Like normal dogs, the typical longevity of Beagles is 12–15 years. It is important to be aware of diseases if considering this breed. The Beagle is prone to a range of illnesses; Musladin-Lueke Syndrome (MLS) in which the eyes are slanted and the outer toes are underdeveloped, hip dysplasia, and certain eye problems. Its long and floppy ears are also prone to chronic ear infections. Owners should keep tabs on their dog’s overall condition and consult their vet with any questions or concerns that may arise.

The smooth, dense double coat of beagle sheds moderately year-round. A good going-over with a hound mitt and brushing with a medium-bristle brush once or twice a week to remove loose hair may help in promoting fine hair growth. However, Beagles don’t need to be bathed often unless they roll in something stinky. Since they have droopy ears, cleaning with solutions and not with cotton buds are recommended. Like other dogs, it is important that nails should be trimmed monthly.

They need plenty of exercises since they are active and energetic dogs, about an hour a day if possible. If left alone and unexercised, Beagles can get bored and can become destructive. These dogs are great hunters, therefore a leash is recommended during walks to prevent running-off in pursuit of a compelling scent.

These dogs are recommended to have a daily amount of ¾ to 1 cup of high-quality dry food a day, divided into two meals. Beagles should do well on high-quality dog food, whether it is commercial or home-prepared as long as it is supervised and approved by the vet. Beagles are “chow hounds” and will overeat if given a chance. Monitor calorie consumption and weight level and be sure to keep cupboards closed and trashcans secured. Otherwise, the Beagle will sniff out the food he likes the best.
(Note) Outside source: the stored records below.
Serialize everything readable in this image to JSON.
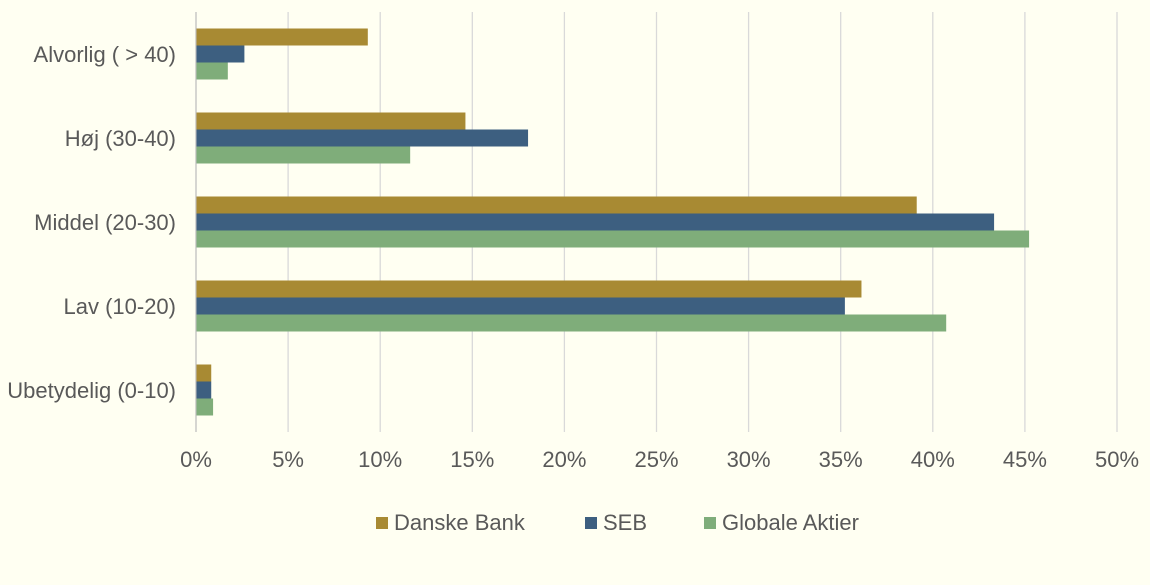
{
  "chart_data": {
    "type": "bar",
    "orientation": "horizontal",
    "categories": [
      "Alvorlig ( > 40)",
      "Høj (30-40)",
      "Middel (20-30)",
      "Lav (10-20)",
      "Ubetydelig (0-10)"
    ],
    "series": [
      {
        "name": "Danske Bank",
        "color": "#a88a33",
        "values": [
          9.3,
          14.6,
          39.1,
          36.1,
          0.8
        ]
      },
      {
        "name": "SEB",
        "color": "#3d5f80",
        "values": [
          2.6,
          18.0,
          43.3,
          35.2,
          0.8
        ]
      },
      {
        "name": "Globale Aktier",
        "color": "#7fad7a",
        "values": [
          1.7,
          11.6,
          45.2,
          40.7,
          0.9
        ]
      }
    ],
    "xlim": [
      0,
      50
    ],
    "xticks": [
      "0%",
      "5%",
      "10%",
      "15%",
      "20%",
      "25%",
      "30%",
      "35%",
      "40%",
      "45%",
      "50%"
    ],
    "grid": true,
    "legend_position": "bottom"
  }
}
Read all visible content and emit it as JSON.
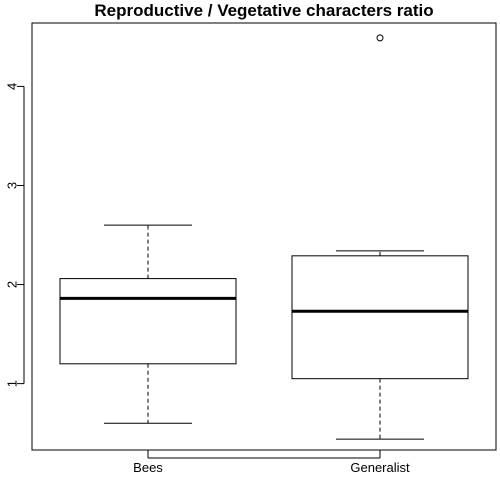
{
  "chart_data": {
    "type": "boxplot",
    "title": "Reproductive / Vegetative characters ratio",
    "xlabel": "",
    "ylabel": "",
    "categories": [
      "Bees",
      "Generalist"
    ],
    "ylim": [
      0.33,
      4.64
    ],
    "yticks": [
      1,
      2,
      3,
      4
    ],
    "grid": false,
    "boxes": [
      {
        "category": "Bees",
        "whisker_low": 0.6,
        "q1": 1.2,
        "median": 1.86,
        "q3": 2.06,
        "whisker_high": 2.6,
        "outliers": []
      },
      {
        "category": "Generalist",
        "whisker_low": 0.44,
        "q1": 1.05,
        "median": 1.73,
        "q3": 2.29,
        "whisker_high": 2.34,
        "outliers": [
          4.49
        ]
      }
    ],
    "colors": {
      "stroke": "#000000",
      "box_fill": "#ffffff",
      "background": "#ffffff"
    }
  }
}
  • Beagles are an old dog breed, so old that their exact origins are unknown. However, modern-day Beagles’ ancestors lived in England around the Roman Empire era or before, and became popular with the rise of fox hunting in the area.
  • Beagles have approximately 220 million scent receptors compared to the paltry 5 million or so in people, which makes them very good at picking up scents. Humorist Dave Barry once described his in-laws’ Beagle as “a nose with feet.”
  • Beagles appeared in funny animal comic strips and animated cartoons since the 1950s with Courage the Cowardly Dog and the Peanuts character Snoopy was billed as “the world’s most famous Beagle”.